Grubić tries to maintain his faith by leaving messages on late-capitalist post-it papers that he uses to address his passive fellow citizens in various public spaces. During the last week of the exhibition at Galerija Miroslav Kraljević (extended because of high visitor turnout), a new ritual emerged: on the second day of the student protests at Zagreb university’s Arts and Humanities Faculty Grubić adorned the faculty building with a late-Socialist monument to the progressive poet and Croatian patriot S.S. Kranjcevic. The sculpture – invoking masculine strength formed in a constant struggle with the world – was covered with a red net that connected the sculpture (the Kranjcevic’s fists) to the windows of the building, as if an invisible hand was dragging the poet, and his heroic figure in its turn was dragging the building. Grubić’s “act of faith” breathed life into the sculpture and the Faculty building for at least as long as the student protests went on. It is as if Grubić’s private rituals – whose aim was mainly therapeutic – managed to awaken the spirits of rebellion that are nowadays rarely seen in these parts of Europe.
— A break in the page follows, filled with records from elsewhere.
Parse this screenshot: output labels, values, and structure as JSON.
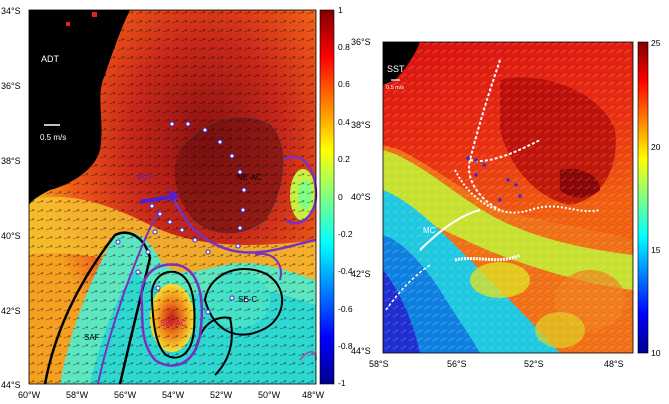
{
  "adt_panel": {
    "label": "ADT",
    "scale_label": "0.5 m/s",
    "lat_ticks": [
      "34°S",
      "36°S",
      "38°S",
      "40°S",
      "42°S",
      "44°S"
    ],
    "lon_ticks": [
      "60°W",
      "58°W",
      "56°W",
      "54°W",
      "52°W",
      "50°W",
      "48°W"
    ],
    "colorbar_ticks": [
      "1",
      "0.8",
      "0.6",
      "0.4",
      "0.2",
      "0",
      "-0.2",
      "-0.4",
      "-0.6",
      "-0.8",
      "-1"
    ],
    "colorbar_range": [
      -1,
      1
    ],
    "feature_labels": {
      "bcf": "BCF",
      "ne_ac": "NE-AC",
      "sw_ac": "SW-AC",
      "se_c": "SE-C",
      "saf": "SAF"
    }
  },
  "sst_panel": {
    "label": "SST",
    "scale_label": "0.5 m/s",
    "lat_ticks": [
      "36°S",
      "38°S",
      "40°S",
      "42°S",
      "44°S"
    ],
    "lon_ticks": [
      "58°S",
      "56°S",
      "52°S",
      "48°S"
    ],
    "colorbar_ticks": [
      "25",
      "20",
      "15",
      "10"
    ],
    "colorbar_range": [
      10,
      25
    ],
    "feature_labels": {
      "mc": "MC"
    }
  }
}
Grubić himself has connected his work to conceptual art of the 1970s; to the exhibitions/actions of the Group of Six Artists(Mladen Stilinovic, Zeljko Jerman, Boris Demur, Fedomir Vucemilovic, Sven Stilinovic, and Vlado Martek.); and to the performance art of Tomislav Gotovac. However, what differentiates his work from conceptual practice in the former Socialist countries is his lack of sarcasm and dark humor. When Grubić rides his proletarian bike like a surrealist Nike in a workman’s outfit(As in neorealist cinema classic Ladri di biciclette di Vittorio de Sica.)- and with a red flag in his hands – he becomes visible as a “phantom of freedom” in the foggy dawn of Croatia’s transition. While this image may bring a smile to our face, in the end, it is more likely to fill us with an almost religious longing for the long-forgotten dreams of solidarity and equality.